I’m feeling a bit slowed down by the holidays. Taking off for the East coast on Thursday means getting all my ducks quacking in a row before then. Very little writing is getting done in the house these past couple of weeks, but that’s a self-correcting situation. I’m taking a look at the books, and screenplays, and television pitches on the table, and have to give my subconscious major credit for keeping it all straight. We should chuckle at ourselves for the way we lambaste ourselves for lack of perceived perfection.

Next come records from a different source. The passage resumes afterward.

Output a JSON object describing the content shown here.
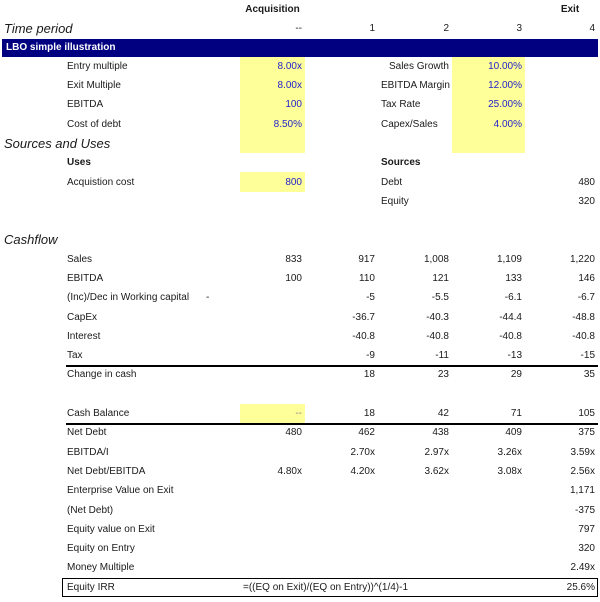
{
  "header": {
    "acquisition": "Acquisition",
    "exit": "Exit",
    "time_period": "Time period",
    "periods": [
      "--",
      "1",
      "2",
      "3",
      "4"
    ]
  },
  "banner": "LBO simple illustration",
  "assumptions": {
    "left": [
      {
        "label": "Entry multiple",
        "value": "8.00x"
      },
      {
        "label": "Exit Multiple",
        "value": "8.00x"
      },
      {
        "label": "EBITDA",
        "value": "100"
      },
      {
        "label": "Cost of debt",
        "value": "8.50%"
      }
    ],
    "right": [
      {
        "label": "Sales Growth",
        "value": "10.00%"
      },
      {
        "label": "EBITDA Margin",
        "value": "12.00%"
      },
      {
        "label": "Tax Rate",
        "value": "25.00%"
      },
      {
        "label": "Capex/Sales",
        "value": "4.00%"
      }
    ]
  },
  "sources_uses": {
    "title": "Sources and Uses",
    "uses": "Uses",
    "sources": "Sources",
    "acq_label": "Acquistion cost",
    "acq_value": "800",
    "debt_label": "Debt",
    "debt_value": "480",
    "equity_label": "Equity",
    "equity_value": "320"
  },
  "cashflow": {
    "title": "Cashflow",
    "rows": [
      {
        "label": "Sales",
        "v": [
          "833",
          "917",
          "1,008",
          "1,109",
          "1,220"
        ]
      },
      {
        "label": "EBITDA",
        "v": [
          "100",
          "110",
          "121",
          "133",
          "146"
        ]
      },
      {
        "label": "(Inc)/Dec in Working capital",
        "dash": "-",
        "v": [
          "",
          "-5",
          "-5.5",
          "-6.1",
          "-6.7"
        ]
      },
      {
        "label": "CapEx",
        "v": [
          "",
          "-36.7",
          "-40.3",
          "-44.4",
          "-48.8"
        ]
      },
      {
        "label": "Interest",
        "v": [
          "",
          "-40.8",
          "-40.8",
          "-40.8",
          "-40.8"
        ]
      },
      {
        "label": "Tax",
        "v": [
          "",
          "-9",
          "-11",
          "-13",
          "-15"
        ]
      },
      {
        "label": "Change in cash",
        "v": [
          "",
          "18",
          "23",
          "29",
          "35"
        ]
      },
      {
        "label": "Cash Balance",
        "v": [
          "--",
          "18",
          "42",
          "71",
          "105"
        ]
      },
      {
        "label": "Net Debt",
        "v": [
          "480",
          "462",
          "438",
          "409",
          "375"
        ]
      },
      {
        "label": "EBITDA/I",
        "v": [
          "",
          "2.70x",
          "2.97x",
          "3.26x",
          "3.59x"
        ]
      },
      {
        "label": "Net Debt/EBITDA",
        "v": [
          "4.80x",
          "4.20x",
          "3.62x",
          "3.08x",
          "2.56x"
        ]
      },
      {
        "label": "Enterprise Value on Exit",
        "v": [
          "",
          "",
          "",
          "",
          "1,171"
        ]
      },
      {
        "label": "(Net Debt)",
        "v": [
          "",
          "",
          "",
          "",
          "-375"
        ]
      },
      {
        "label": "Equity value on Exit",
        "v": [
          "",
          "",
          "",
          "",
          "797"
        ]
      },
      {
        "label": "Equity on Entry",
        "v": [
          "",
          "",
          "",
          "",
          "320"
        ]
      },
      {
        "label": "Money Multiple",
        "v": [
          "",
          "",
          "",
          "",
          "2.49x"
        ]
      }
    ]
  },
  "irr": {
    "label": "Equity IRR",
    "formula": "=((EQ on Exit)/(EQ on Entry))^(1/4)-1",
    "value": "25.6%"
  },
  "colors": {
    "banner": "#000080",
    "input_fill": "#ffff99",
    "input_text": "#2222cc"
  }
}
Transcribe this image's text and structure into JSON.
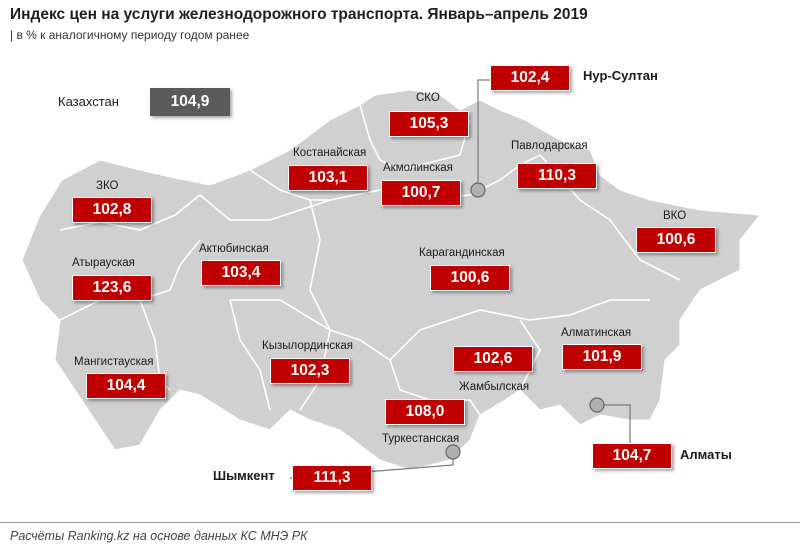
{
  "title": "Индекс цен на услуги железнодорожного транспорта. Январь–апрель 2019",
  "subtitle": "| в % к аналогичному периоду годом ранее",
  "kazakhstan": {
    "label": "Казахстан",
    "value": "104,9"
  },
  "regions": {
    "zko": {
      "label": "ЗКО",
      "value": "102,8"
    },
    "atyrau": {
      "label": "Атырауская",
      "value": "123,6"
    },
    "mangystau": {
      "label": "Мангистауская",
      "value": "104,4"
    },
    "aktobe": {
      "label": "Актюбинская",
      "value": "103,4"
    },
    "kostanay": {
      "label": "Костанайская",
      "value": "103,1"
    },
    "sko": {
      "label": "СКО",
      "value": "105,3"
    },
    "akmola": {
      "label": "Акмолинская",
      "value": "100,7"
    },
    "pavlodar": {
      "label": "Павлодарская",
      "value": "110,3"
    },
    "vko": {
      "label": "ВКО",
      "value": "100,6"
    },
    "karaganda": {
      "label": "Карагандинская",
      "value": "100,6"
    },
    "kyzylorda": {
      "label": "Кызылординская",
      "value": "102,3"
    },
    "zhambyl": {
      "label": "Жамбылская",
      "value": "102,6"
    },
    "almaty_region": {
      "label": "Алматинская",
      "value": "101,9"
    },
    "turkestan": {
      "label": "Туркестанская",
      "value": "108,0"
    }
  },
  "cities": {
    "nur_sultan": {
      "label": "Нур-Султан",
      "value": "102,4"
    },
    "almaty": {
      "label": "Алматы",
      "value": "104,7"
    },
    "shymkent": {
      "label": "Шымкент",
      "value": "111,3"
    }
  },
  "source": "Расчёты Ranking.kz на основе данных КС МНЭ РК",
  "colors": {
    "value_box": "#c00000",
    "kazakhstan_box": "#5a5a5a",
    "map_fill": "#d0d0d0",
    "map_border": "#ffffff"
  }
}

The most important thing I can do right now is to remain centered and prepared. To remember that all creativity originates in a calm, secret place within us, and that my daily meditations allow me to contact that place, and feel the chaotic creative energy that gives birth to the writing. Without that energy, all there is is words, and scenes, and stick-figure characters. Only that divine spark brings them to life.
This is one of the reasons I’m experimenting with a more formalized class. Having a few people say they are interested in exploring their mind-body link is one thing. Getting the critical mass of interest necessary to support a class is something else. Tomorrow, Sunday, is the next class for those of you in Los Angeles. The time is 2:30, and the place is the International Arts Academy at 20628 E. Arrow Highway #3, Covina, Ca 91724. The first class is free, and subsequent classes are whatever YOU earn per hour. So don’t let money stop you!
If you can’t make it, please try, at least three times in the coming week, to just sit quietly and listen to your own heartbeat for twenty minutes. If you can already do this, you can try a more advanced version by splitting attention between your breathing and your heartbeat. Just spend a bit of time appreciating the beauty of the life-flow within you.
If you’re really ambitious, go for a walk in nature. Walk slowly enough to feel your heartbeat, and also strive to concentrate on the process of exhalation, allowing the body to create exhalations with compression, and inhalations with relaxation. This kind of careful attention will force you to quiet your mind, to really feel your body. After ten or fifteen minutes, you will probably find that your senses seem sharper: hearing more distinct, vision clearer. You may notice things about your environment you haven’t noticed for a while. That clarity is precisely what you will need to isolate and remember the kind of telling details that make your stories memorable.